Kata Haji Kai, banyak keunggulan Dilan yang tidak dimiliki kandidat lain. Misalnya, pengalaman Deng Ical yang paripurna dalam tata kelola pemerintahan. Bukan hanya di eksekutif, tapi juga di legislatif. Kader tulen Muhammadiyah itu pernah duduk sebagai anggota DPRD, wakil wali kota dan penjabat wali kota. 

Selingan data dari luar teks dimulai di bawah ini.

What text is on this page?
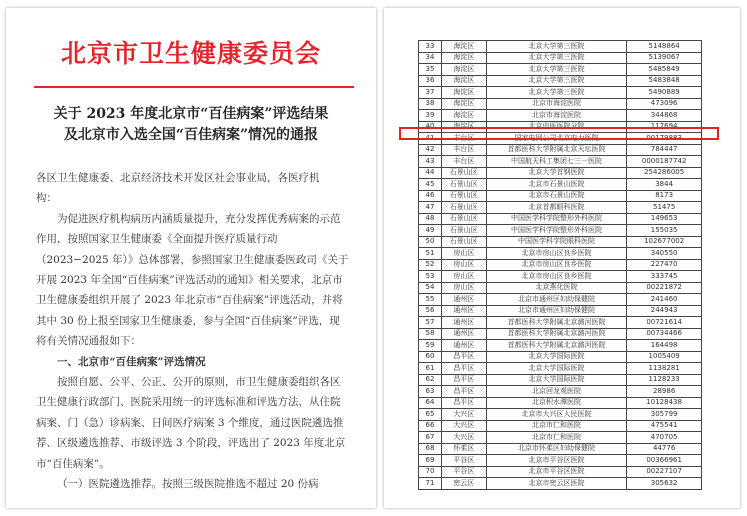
北京市卫生健康委员会
关于 2023 年度北京市“百佳病案”评选结果
及北京市入选全国“百佳病案”情况的通报

各区卫生健康委、北京经济技术开发区社会事业局，各医疗机

构：

为促进医疗机构病历内涵质量提升，充分发挥优秀病案的示范作用，按照国家卫生健康委《全面提升医疗质量行动（2023−2025 年）》总体部署，参照国家卫生健康委医政司《关于开展 2023 年全国“百佳病案”评选活动的通知》相关要求，北京市卫生健康委组织开展了 2023 年北京市“百佳病案”评选活动，并将其中 30 份上报至国家卫生健康委，参与全国“百佳病案”评选，现将有关情况通报如下：

一、北京市“百佳病案”评选情况

按照自愿、公平、公正、公开的原则，市卫生健康委组织各区卫生健康行政部门、医院采用统一的评选标准和评选方法，从住院病案、门（急）诊病案、日间医疗病案 3 个维度，通过医院遴选推荐、区级遴选推荐、市级评选 3 个阶段，评选出了 2023 年度北京市“百佳病案”。

（一）医院遴选推荐。按照三级医院推选不超过 20 份病

33	海淀区	北京大学第三医院	5148864
34	海淀区	北京大学第三医院	5139067
35	海淀区	北京大学第三医院	5485849
36	海淀区	北京大学第三医院	5483848
37	海淀区	北京大学第三医院	5490889
38	海淀区	北京市海淀医院	473096
39	海淀区	北京市海淀医院	344868
40	海淀区	北京中医医院分院	117694
41	丰台区	国家电网公司北京电力医院	00179883
42	丰台区	首都医科大学附属北京天坛医院	784447
43	丰台区	中国航天科工集团七三一医院	0000187742
44	石景山区	北京大学首钢医院	254286005
45	石景山区	北京市石景山医院	3844
46	石景山区	北京市石景山医院	8173
47	石景山区	北京首都眼科医院	51475
48	石景山区	中国医学科学院整形外科医院	149653
49	石景山区	中国医学科学院整形外科医院	155035
50	石景山区	中国医学科学院眼科医院	102677002
51	房山区	北京市房山区良乡医院	340550
52	房山区	北京市房山区良乡医院	227470
53	房山区	北京市房山区良乡医院	333745
54	房山区	北京燕化医院	00221872
55	通州区	北京市通州区妇幼保健院	241460
56	通州区	北京市通州区妇幼保健院	244943
57	通州区	首都医科大学附属北京潞河医院	00721614
58	通州区	首都医科大学附属北京潞河医院	00734466
59	通州区	首都医科大学附属北京潞河医院	164498
60	昌平区	北京大学国际医院	1005409
61	昌平区	北京大学国际医院	1138281
62	昌平区	北京大学国际医院	1128233
63	昌平区	北京回龙观医院	28986
64	昌平区	北京积水潭医院	10128438
65	大兴区	北京市大兴区人民医院	305799
66	大兴区	北京市仁和医院	475541
67	大兴区	北京市仁和医院	470705
68	怀柔区	北京市怀柔区妇幼保健院	44776
69	平谷区	北京市平谷区医院	00366961
70	平谷区	北京市平谷区医院	00227107
71	密云区	北京市密云区医院	305632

“Pengalaman itu membuat Deng Ical matang dalam pengambilan keputusan. Tidak ada kandidat lain yang punya pengalaman selengkap beliau. Biasanya cuma di eksekutif atau di legislatif saja, tapi Deng Ical kan dua-duanya,” ucap dia. 

Keunggulan berikutnya, Haji Kai meyakini Dilan dapat merangkul semua elemen masyarakat. Hal itu karena duet pasangan yang juga populer disapa DI-Pade ini merupakan representasi berbagai kelompok. Dilan adalah kolaborasi figur perwakilan Muhammadiyah-Nahdlatul Ulama dan tua/pengalaman-milenial.